P HAS BEEN teasing me about writing my New Year’s Resolutions in mid-February, but that was before I told him about all the messages I’d received from you asking after them. It’s so nice how much you love these yearly lists, and to be honest, wasn’t sure was even going to do one this year, as so far, this new year has been particularly difficult to define. But I hope that in some small way these thoughts help you with your thoughts and goals this year, whatever they may be. This list includes the most important things that I’d like to work on⏤sound, rational thoughts and ideas based on logic and many hours of reading and thinking and I hope, should I be able to accomplish them, will have a very positive impact on the year ahead…
To do more good
I try my best to be a good human⏤to treat others with respect and kindness; to give all people the benefit of the doubt; to reduce, reuse, recycle, and take care of the planet as best as I can. In high school, I helped found an environmental society that held regular clean-ups on the weekends and have done volunteer work with the elderly. But in recent years, while I’ve supported various charities, I haven’t made time for any more volunteer work, and so this year, I think a good resolution is to find time to do more good in the world. I’ve been looking into something called effective altruism, both a philosophy and a community that is focused on maximising the good you can do through your career, projects, and donations. Its purpose is to find the best ways to help others and put them into practice. They offer great volunteering ideas, high-impact causes to support, and even suggest ways to start your own non-profit. There are many different ways to make a difference in the world, and right now is as good a time as there ever will be to start.

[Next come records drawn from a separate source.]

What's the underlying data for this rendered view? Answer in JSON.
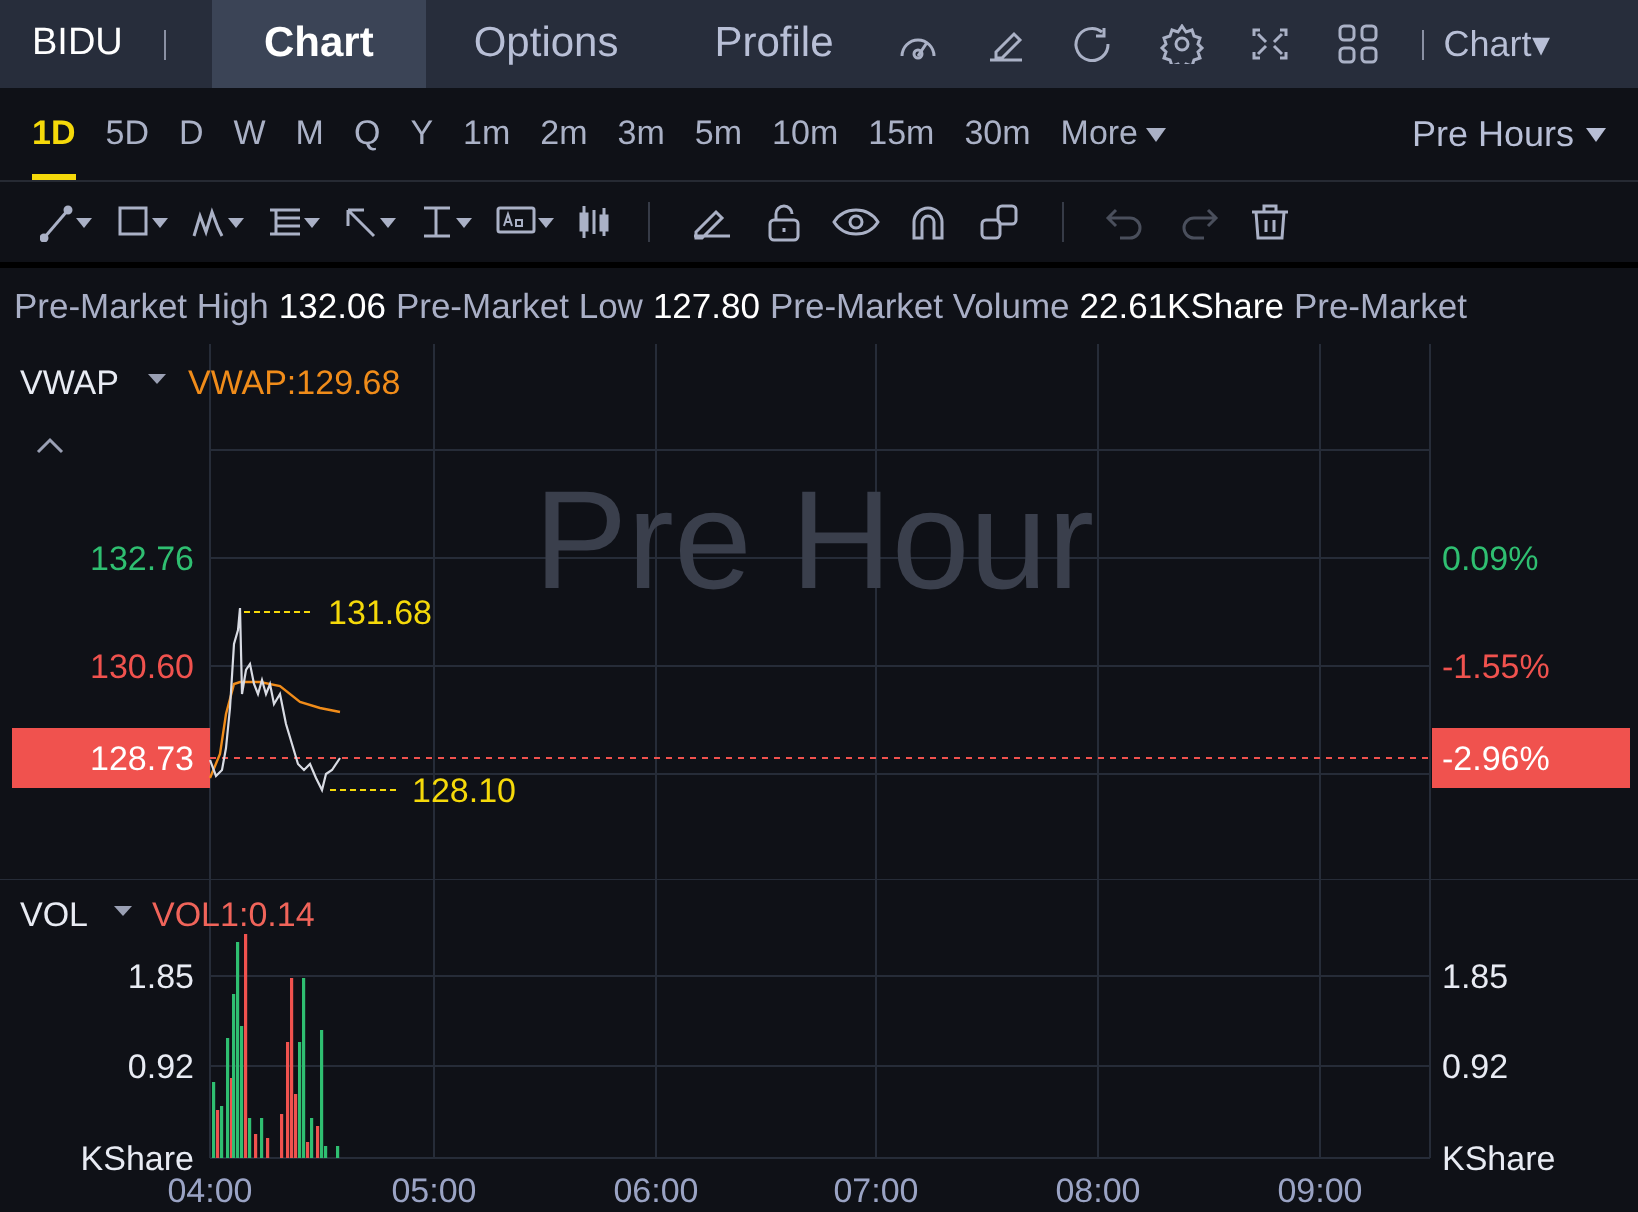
{
  "header": {
    "symbol": "BIDU",
    "tabs": [
      {
        "label": "Chart",
        "selected": true
      },
      {
        "label": "Options",
        "selected": false
      },
      {
        "label": "Profile",
        "selected": false
      }
    ],
    "chart_menu": "Chart▾"
  },
  "periods": [
    {
      "label": "1D",
      "selected": true
    },
    {
      "label": "5D",
      "selected": false
    },
    {
      "label": "D",
      "selected": false
    },
    {
      "label": "W",
      "selected": false
    },
    {
      "label": "M",
      "selected": false
    },
    {
      "label": "Q",
      "selected": false
    },
    {
      "label": "Y",
      "selected": false
    },
    {
      "label": "1m",
      "selected": false
    },
    {
      "label": "2m",
      "selected": false
    },
    {
      "label": "3m",
      "selected": false
    },
    {
      "label": "5m",
      "selected": false
    },
    {
      "label": "10m",
      "selected": false
    },
    {
      "label": "15m",
      "selected": false
    },
    {
      "label": "30m",
      "selected": false
    }
  ],
  "more": "More",
  "session": "Pre Hours",
  "tools": {
    "undo_disabled": true,
    "redo_disabled": true
  },
  "stats": [
    {
      "label": "Pre-Market High",
      "value": "132.06"
    },
    {
      "label": "Pre-Market Low",
      "value": "127.80"
    },
    {
      "label": "Pre-Market Volume",
      "value": "22.61KShare"
    },
    {
      "label": "Pre-Market"
    }
  ],
  "price_pane": {
    "indicator": "VWAP",
    "indicator_value": "VWAP:129.68",
    "watermark": "Pre Hour",
    "left_axis": [
      {
        "label": "132.76",
        "kind": "up"
      },
      {
        "label": "130.60",
        "kind": "down"
      }
    ],
    "right_axis": [
      {
        "label": "0.09%",
        "kind": "up"
      },
      {
        "label": "-1.55%",
        "kind": "down"
      }
    ],
    "current_price": "128.73",
    "current_change": "-2.96%",
    "high_marker": "131.68",
    "low_marker": "128.10"
  },
  "volume_pane": {
    "indicator": "VOL",
    "indicator_value": "VOL1:0.14",
    "left_axis": [
      "1.85",
      "0.92",
      "KShare"
    ],
    "right_axis": [
      "1.85",
      "0.92",
      "KShare"
    ]
  },
  "time_axis": [
    "04:00",
    "05:00",
    "06:00",
    "07:00",
    "08:00",
    "09:00"
  ]
}
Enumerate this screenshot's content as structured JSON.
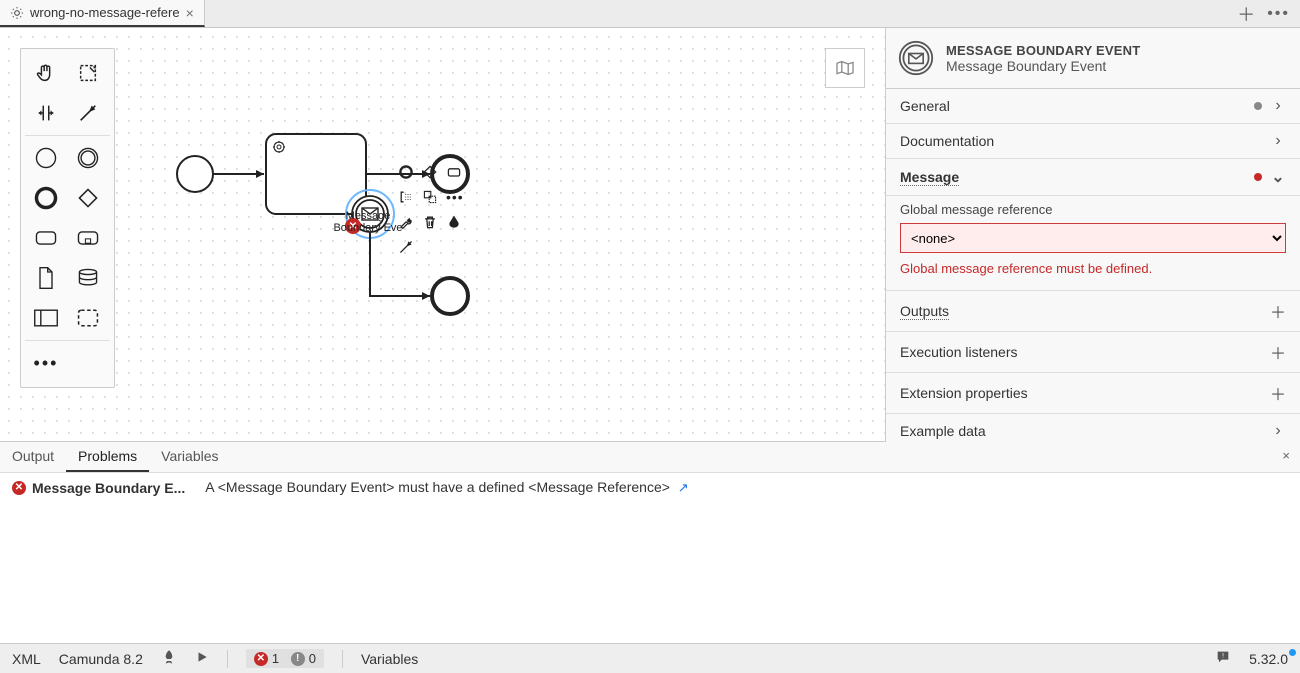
{
  "tab": {
    "title": "wrong-no-message-refere"
  },
  "canvas": {
    "boundary_event_label": "Message Boundary Eve..."
  },
  "props": {
    "type_label": "MESSAGE BOUNDARY EVENT",
    "name": "Message Boundary Event",
    "groups": {
      "general": "General",
      "documentation": "Documentation",
      "message": "Message",
      "outputs": "Outputs",
      "execution_listeners": "Execution listeners",
      "extension_properties": "Extension properties",
      "example_data": "Example data"
    },
    "message": {
      "field_label": "Global message reference",
      "value": "<none>",
      "error": "Global message reference must be defined."
    }
  },
  "bottom_tabs": {
    "output": "Output",
    "problems": "Problems",
    "variables": "Variables"
  },
  "problem": {
    "name": "Message Boundary E...",
    "desc": "A <Message Boundary Event> must have a defined <Message Reference>"
  },
  "status": {
    "xml": "XML",
    "engine": "Camunda 8.2",
    "errors": "1",
    "warnings": "0",
    "variables": "Variables",
    "version": "5.32.0"
  }
}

It’s been said that what you do for yourself dies with you, but what you do for others lives forever.
To free up mental space
One of P’s resolutions this year is to cut out internet news―that is, online papers and websites that create divisive content with headlines that are more clickbait than real news. It’s good to be informed, but being exposed to a constant barrage of spins and non-news to provoke feelings of anger in order to promote engagement can be unhealthy. Research has shown that fake news travels six times faster than legitimate information on social media—in large part because of its ability to trigger a strong emotional response (Wired). Having to navigate content that deliberately aims to sustain fear and dissent adds to our cognitive and emotional burden, and the 24/7 news (and fake news) cycle can take a heavy toll on our collective psyche. So for my third resolution, I am severely reducing the amount of internet news I consume to free up mental space for better, more important things, like coming up brilliant new business and creative ideas; or finally starting that novel or screenplay; or coming up with new things to do and new places to visit; or just to daydream.
To develop a new hobby or interest
While I enjoy photography and I love to read, it’s been a long time since I’ve taken the time to develop a new hobby or interest. P started creating digital music two years ago, during lockdown, and recently began an online sketching course using markers and pens, and plans to do one drawing every day to see how his work improves. Remember last year, when I told you that I was planning on taking up chess? Well I got as far as buying the chess board and a few books and that’s about it. My past hobbies included knitting (I made mostly chunky cream-coloured scarves and a crimson cushion cover once) and I took a pottery course one winter, but never kept either of those up. So this year might be a good time to start something new, something that I’ve never tried before.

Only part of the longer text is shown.